CPKC de México (formerly KCSM), which does not connect with the Isthmus Railroad, told Railway Age that it “is not aware of the circumstances involved in this action. It is outside the scope of our concession and outside of our network. As such, it is not relevant to, nor does it affect, CPKC de México’s operations or concession.”
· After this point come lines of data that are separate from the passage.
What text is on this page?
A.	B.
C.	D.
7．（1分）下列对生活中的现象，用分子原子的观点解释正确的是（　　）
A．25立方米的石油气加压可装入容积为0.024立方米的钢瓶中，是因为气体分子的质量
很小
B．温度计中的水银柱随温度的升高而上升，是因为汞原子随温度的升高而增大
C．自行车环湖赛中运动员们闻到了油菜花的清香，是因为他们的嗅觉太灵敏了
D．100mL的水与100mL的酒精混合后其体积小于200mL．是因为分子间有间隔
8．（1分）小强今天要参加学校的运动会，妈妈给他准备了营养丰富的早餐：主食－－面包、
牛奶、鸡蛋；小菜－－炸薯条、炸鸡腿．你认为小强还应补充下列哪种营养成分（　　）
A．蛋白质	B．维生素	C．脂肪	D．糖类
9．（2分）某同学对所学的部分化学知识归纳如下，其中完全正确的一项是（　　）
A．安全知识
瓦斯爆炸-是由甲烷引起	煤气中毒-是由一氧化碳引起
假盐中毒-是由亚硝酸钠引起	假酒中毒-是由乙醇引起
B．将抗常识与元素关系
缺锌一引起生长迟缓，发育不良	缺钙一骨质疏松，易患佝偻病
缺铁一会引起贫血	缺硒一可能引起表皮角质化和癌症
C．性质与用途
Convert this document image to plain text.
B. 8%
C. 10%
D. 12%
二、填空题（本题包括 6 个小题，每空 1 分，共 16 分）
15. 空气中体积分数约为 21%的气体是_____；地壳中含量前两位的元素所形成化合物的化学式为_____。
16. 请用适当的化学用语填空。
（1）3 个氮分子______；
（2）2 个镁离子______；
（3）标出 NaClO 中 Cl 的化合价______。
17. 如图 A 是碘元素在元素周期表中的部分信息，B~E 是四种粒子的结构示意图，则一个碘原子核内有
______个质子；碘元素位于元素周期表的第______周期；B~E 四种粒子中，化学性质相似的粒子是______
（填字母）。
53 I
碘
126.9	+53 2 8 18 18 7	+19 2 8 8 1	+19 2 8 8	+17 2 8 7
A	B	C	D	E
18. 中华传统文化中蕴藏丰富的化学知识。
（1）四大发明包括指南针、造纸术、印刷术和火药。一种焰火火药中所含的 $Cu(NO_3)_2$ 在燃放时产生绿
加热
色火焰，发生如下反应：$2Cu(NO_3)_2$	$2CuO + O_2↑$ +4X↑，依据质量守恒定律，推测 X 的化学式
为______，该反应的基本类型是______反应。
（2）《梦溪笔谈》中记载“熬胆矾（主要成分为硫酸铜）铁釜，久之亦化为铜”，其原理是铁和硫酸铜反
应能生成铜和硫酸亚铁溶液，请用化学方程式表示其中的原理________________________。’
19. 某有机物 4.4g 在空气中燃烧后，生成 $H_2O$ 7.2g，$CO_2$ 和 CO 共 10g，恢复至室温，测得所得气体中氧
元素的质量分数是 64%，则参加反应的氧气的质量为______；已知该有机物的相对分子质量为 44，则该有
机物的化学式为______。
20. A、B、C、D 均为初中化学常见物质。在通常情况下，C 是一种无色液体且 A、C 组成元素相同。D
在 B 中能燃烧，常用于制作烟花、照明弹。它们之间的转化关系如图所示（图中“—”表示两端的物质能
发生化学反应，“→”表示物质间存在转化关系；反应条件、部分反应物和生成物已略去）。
The GMT situation is tied in with another rail infrastructure project: the Mayan Train, another AMLO-favored government project aimed at developing Mexico’s poorer southern provinces. On May 18, the day before the GMT rail line seizure, Mexico’s Supreme Court—which is said to have an adversarial relationship with AMLO—issued a setback to the President when it ruled that the government is not within its rights to declare the Mayan Train and similar infrastructure projects of national security to facilitate construction. The Mayan Train project was briefly put on hold in 2022 after an injunction was issued “for failing to file an environmental impact statement,” according to media reports. “López-Obrador … has been racing to complete the rail line before exiting office. The Supreme Court said that the ‘national security’ designation would violate transparency laws about public works. But López Obrador responded to the court’s decision by issuing an order in the Official Gazette of the Federation, where government rules and regulations are published, reinstating the ‘national security’ designation. The order would cover projects like the Mayan Train as well as the Isthmus of Tehuantepec rail-to-sea network and several airports, shielding them from normal permitting processes.”